Uczniowie ze Szkoły Podstawowej nr 31 postanowili ponownie zebrać misie. W ubiegłym roku setka pluszaków trafiła do toruńskich strażaków. W drugiej edycji dostali je policjanci.
- W tej akcji chodzi o zebranie pluszowych zabawek, w celu podarowania ich dzieciom w wypadkach czy pożarach. Wiadomo, że są to zdarzenia traumatyczne dla takich dzieci. Nie tylko pod względem fizycznym, ale głównie psychicznym. Akcja ma na celu poprawienie ich samopoczucia - powiedział dyrektor SP nr 31 - Adam Orgacki.
W tym roku udało się zebrać 123 pluszaki, czyli więcej niż w ubiegłym. 110 z nich trafiło do toruńskich policjantów, zaś pozostałe trafią do jednostki ratowniczo-gaśniczej PSP, która jest zlokalizowana poza naszym miastem. Akcję zorganizował zespół ds. edukacji humanitarnej - powiedziała dziennikarce Radia Eska pomysłodawca akcji Dorota Prokop.

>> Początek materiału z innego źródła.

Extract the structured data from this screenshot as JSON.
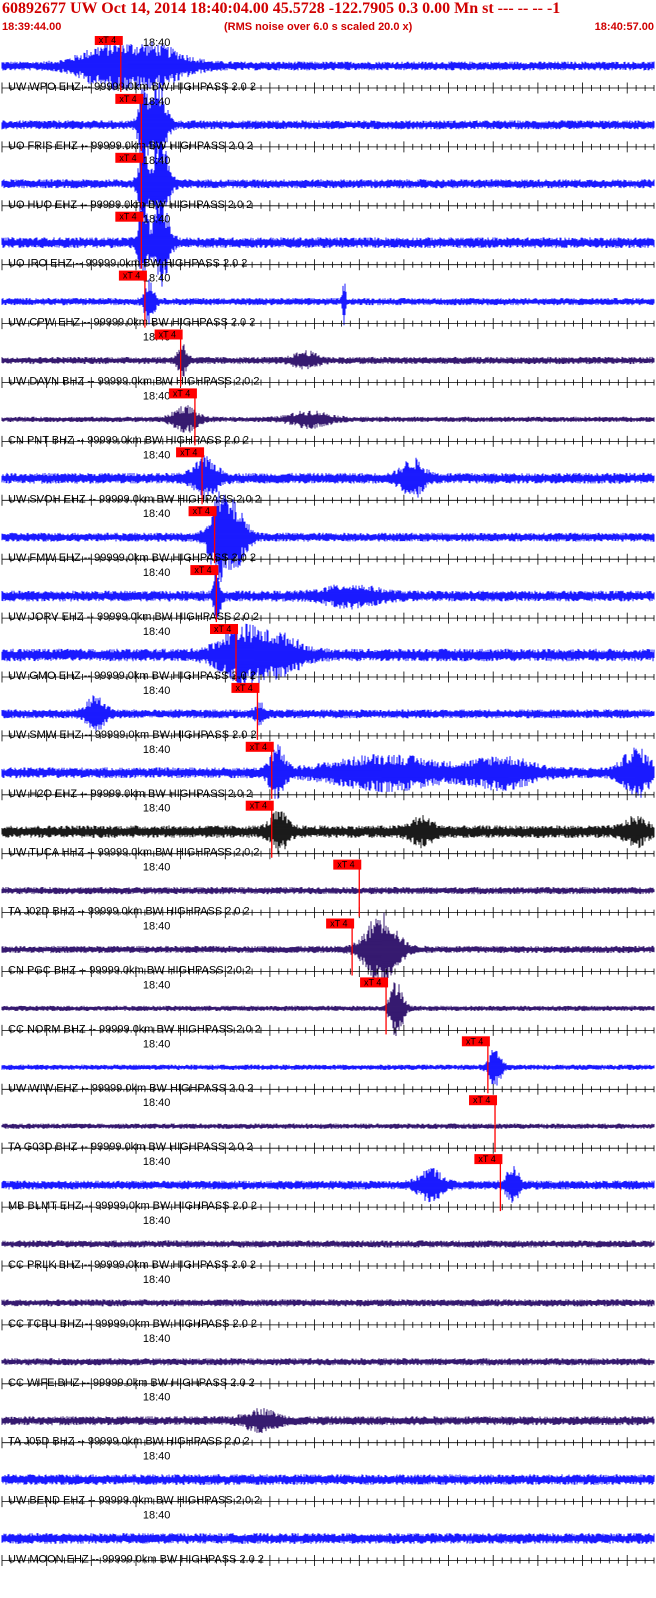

Toruńscy policjanci byli zachwyceni gestem najmłodszych. Ponadto, komendę przy ulicy Grudziądzkiej już teraz zdobią piękne "misiowe" obrazki. Jednak municypalni chcieliby, by okazji do rozdawania maskotek w czasie traumatycznych przeżyć było jak najmniej
- Mamy nadzieję, że nie będziemy musieli nigdy używać tych misiów, że będą tylko w pogotowiu. Policja uczestniczy niestety nie tylko w tak pięknych spotkaniach jak to, ale również w zdarzeniach traumatycznych. Takich, gdzie dzieje się krzywda - niestety także z udziałem dzieci. Te sytuacje są chyba najtrudniejsze dla policjanta. Na to nie ma procedur. Uważam, że taki miś może rozładować sytuację i pomóc w tym przykrym zdarzeniu - powiedział Krzysztof Lewandowski, zastępca Komendanta Miejskiego Policji w Toruniu.
Najmłodszym udzieliła się rywalizacja, jednak przyznali, że sami takie maskotki chętnie by przytulili...
Termin wręczania maskotek był nieprzypadkowy - w poniedziałek (25 listopada) obchodziliśmy dzień pluszowego misia.